For the last four years, I have been searching for good, young, fresh, and unknown musicians to promote. I wanted artists who could sing well in both English and Luganda, while also delivering strong stage performances in front of an audience.
Ideally, I was looking for a dancing singer as the best artist to promote. My search was futile, and three weeks ago, I decided to start making my own music. Through that experience, I understood first-hand why it can be tempting to engage in doping, because the energy demands of singing and dancing at the same time are enormous.
Athletes can easily be lured into doping to gain more energy and endurance in order to win competitions. In simple terms, doping means using prohibited or banned performance enhancers such as cocaine, marijuana (cannabis), heroin, and others.
When athletes have not prepared well for a competition but still want to win, they may resort to doping. This gives them an unfair advantage over those who have prepared genuinely through intense training.
For this reason, it is important for competition organisers to ensure that doping athletes are identified and stopped from unfairly winning competitions with the help of prohibited substances. These substances give athletes energy and endurance that they should not have.
The World Anti-Doping Agency (WADA) regularly releases a list of prohibited performance enhancers. Athletes, coaches, and sports federation leaders are expected to take note of these substances and ensure they are not consumed. WADA also has offices around the world that conduct random tests on athletes to detect the presence of these substances in their bodies.
Once an athlete tests positive for any listed substance, they can be suspended from competition for periods ranging from months to years. It is therefore very important for athletes, coaches, and federation leaders to know which medications, foods, or drinks must be avoided. The first challenge, however, is that the chemical names of the prohibited substances listed in WADA documents are very complex, even for someone like me who is a trained chemistry teacher.
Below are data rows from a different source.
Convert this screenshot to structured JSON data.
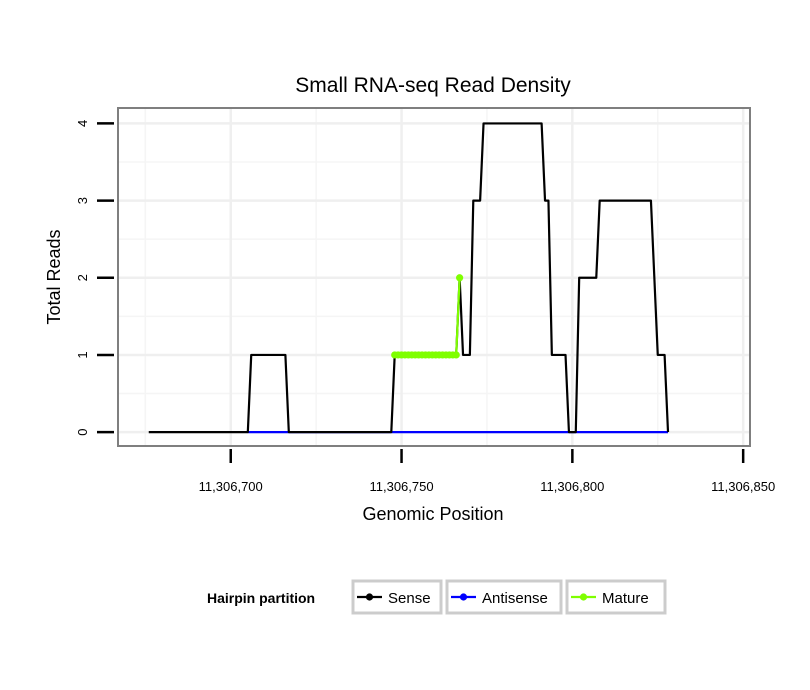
{
  "chart_data": {
    "type": "line",
    "title": "Small RNA-seq Read Density",
    "xlabel": "Genomic Position",
    "ylabel": "Total Reads",
    "xlim": [
      11306667,
      11306852
    ],
    "ylim": [
      -0.18,
      4.2
    ],
    "x_ticks": [
      11306700,
      11306750,
      11306800,
      11306850
    ],
    "x_tick_labels": [
      "11,306,700",
      "11,306,750",
      "11,306,800",
      "11,306,850"
    ],
    "y_ticks": [
      0,
      1,
      2,
      3,
      4
    ],
    "y_tick_labels": [
      "0",
      "1",
      "2",
      "3",
      "4"
    ],
    "grid": true,
    "legend": {
      "title": "Hairpin partition",
      "position": "bottom",
      "entries": [
        "Sense",
        "Antisense",
        "Mature"
      ]
    },
    "series": [
      {
        "name": "Sense",
        "color": "#000000",
        "points": [
          [
            11306676,
            0
          ],
          [
            11306705,
            0
          ],
          [
            11306706,
            1
          ],
          [
            11306716,
            1
          ],
          [
            11306717,
            0
          ],
          [
            11306747,
            0
          ],
          [
            11306748,
            1
          ],
          [
            11306766,
            1
          ],
          [
            11306767,
            2
          ],
          [
            11306768,
            1
          ],
          [
            11306770,
            1
          ],
          [
            11306771,
            3
          ],
          [
            11306773,
            3
          ],
          [
            11306774,
            4
          ],
          [
            11306791,
            4
          ],
          [
            11306792,
            3
          ],
          [
            11306793,
            3
          ],
          [
            11306794,
            1
          ],
          [
            11306798,
            1
          ],
          [
            11306799,
            0
          ],
          [
            11306801,
            0
          ],
          [
            11306802,
            2
          ],
          [
            11306807,
            2
          ],
          [
            11306808,
            3
          ],
          [
            11306823,
            3
          ],
          [
            11306824,
            2
          ],
          [
            11306825,
            1
          ],
          [
            11306827,
            1
          ],
          [
            11306828,
            0
          ]
        ]
      },
      {
        "name": "Antisense",
        "color": "#0000ff",
        "points": [
          [
            11306705,
            0
          ],
          [
            11306828,
            0
          ]
        ]
      },
      {
        "name": "Mature",
        "color": "#7fff00",
        "marker": "circle",
        "points": [
          [
            11306748,
            1
          ],
          [
            11306749,
            1
          ],
          [
            11306750,
            1
          ],
          [
            11306751,
            1
          ],
          [
            11306752,
            1
          ],
          [
            11306753,
            1
          ],
          [
            11306754,
            1
          ],
          [
            11306755,
            1
          ],
          [
            11306756,
            1
          ],
          [
            11306757,
            1
          ],
          [
            11306758,
            1
          ],
          [
            11306759,
            1
          ],
          [
            11306760,
            1
          ],
          [
            11306761,
            1
          ],
          [
            11306762,
            1
          ],
          [
            11306763,
            1
          ],
          [
            11306764,
            1
          ],
          [
            11306765,
            1
          ],
          [
            11306766,
            1
          ],
          [
            11306767,
            2
          ]
        ]
      }
    ]
  }
}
Examples include nandrolone, stanozolol, erythropoietin, methamphetamine, and methylhexaneamine. These are not simple names that can easily be understood by athletes, coaches, and federation leaders, many of whom do not have a background in advanced chemistry.
The second challenge is identifying which foods, drinks, or medications contain these prohibited substances. Very few people check the list of ingredients before consuming anything. The third issue is that with hundreds of substances listed under complicated chemical names, even if an athlete or coach checks the ingredients, it is difficult to remember which ones appear on the WADA list.
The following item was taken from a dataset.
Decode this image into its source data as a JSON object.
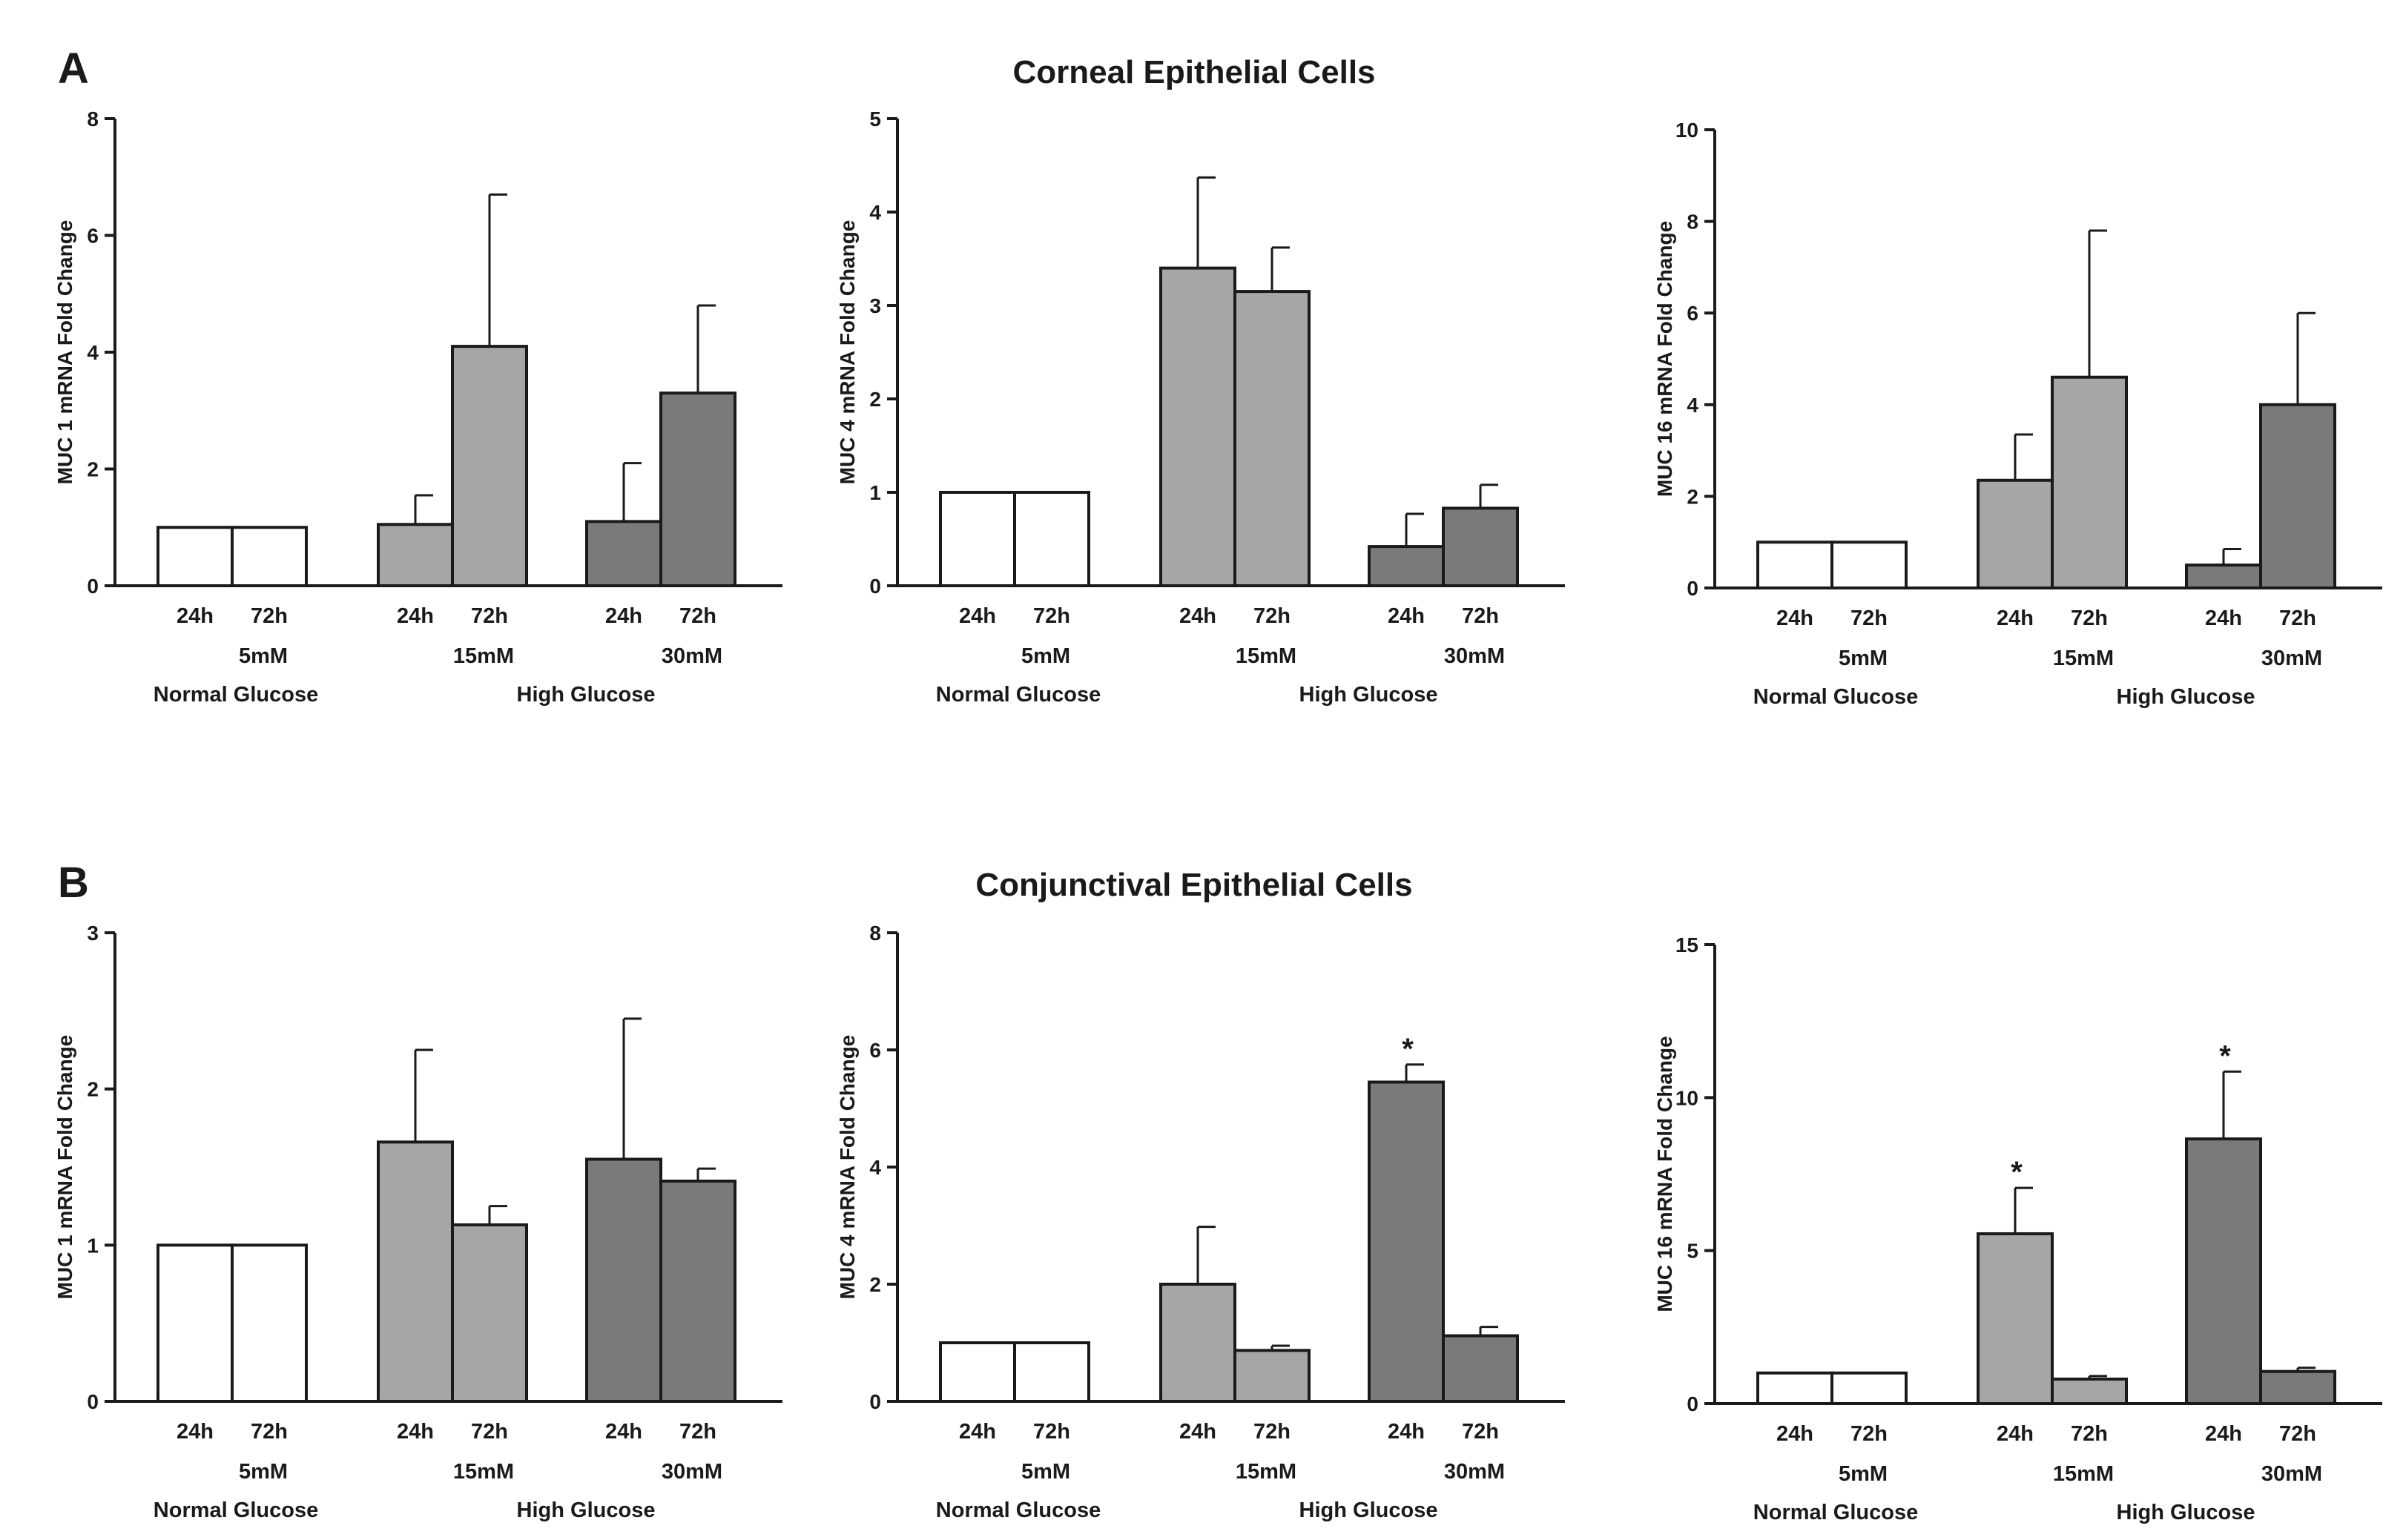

I therefore advised the new National Anti-Doping Organisation (NADO) board of Uganda, headed by Professor Celestino Obua, to collect commonly used medications, foods, and drinks consumed by Ugandan athletes and have them tested for the presence of banned substances. Athletes should then be warned against consuming any items found to contain prohibited substances.
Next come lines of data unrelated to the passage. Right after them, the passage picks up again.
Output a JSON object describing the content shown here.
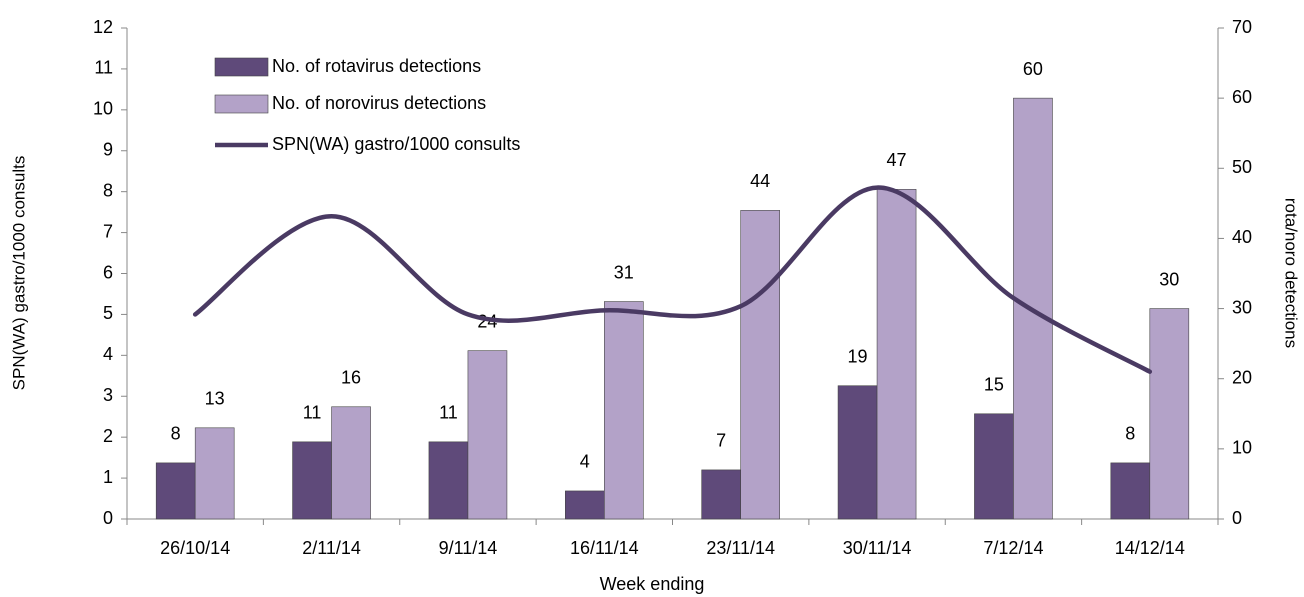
{
  "chart_data": {
    "type": "bar-line",
    "categories": [
      "26/10/14",
      "2/11/14",
      "9/11/14",
      "16/11/14",
      "23/11/14",
      "30/11/14",
      "7/12/14",
      "14/12/14"
    ],
    "series": [
      {
        "name": "No. of rotavirus detections",
        "type": "bar",
        "axis": "y2",
        "color": "#5f4a7a",
        "values": [
          8,
          11,
          11,
          4,
          7,
          19,
          15,
          8
        ]
      },
      {
        "name": "No. of norovirus detections",
        "type": "bar",
        "axis": "y2",
        "color": "#b3a2c8",
        "values": [
          13,
          16,
          24,
          31,
          44,
          47,
          60,
          30
        ]
      },
      {
        "name": "SPN(WA) gastro/1000 consults",
        "type": "line",
        "axis": "y",
        "color": "#4a3a63",
        "values": [
          5.0,
          7.4,
          5.0,
          5.1,
          5.2,
          8.1,
          5.4,
          3.6
        ]
      }
    ],
    "xlabel": "Week ending",
    "ylabel": "SPN(WA) gastro/1000 consults",
    "y2label": "rota/noro detections",
    "ylim": [
      0,
      12
    ],
    "yticks": [
      0,
      1,
      2,
      3,
      4,
      5,
      6,
      7,
      8,
      9,
      10,
      11,
      12
    ],
    "y2lim": [
      0,
      70
    ],
    "y2ticks": [
      0,
      10,
      20,
      30,
      40,
      50,
      60,
      70
    ],
    "legend": "upper left",
    "grid": false
  }
}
NADO Uganda should also develop a localized list of banned substances using the common names of medications, foods, and drinks that athletes and coaches can easily understand. In addition, it should regularly test commonly consumed products in Uganda and keep updating this “Local List of Banned Substances.”
Only by simplifying this process can we truly help our athletes avoid unintentional WADA violations that could damage or even end their sporting careers.
The writer is a bush lawyer, former President of the Uganda Table Tennis Association (UTTA), Secretary General of the Union of Uganda Sports Federations and Associations (UUSFA), and a board member of the Uganda Olympic Committee (UOC).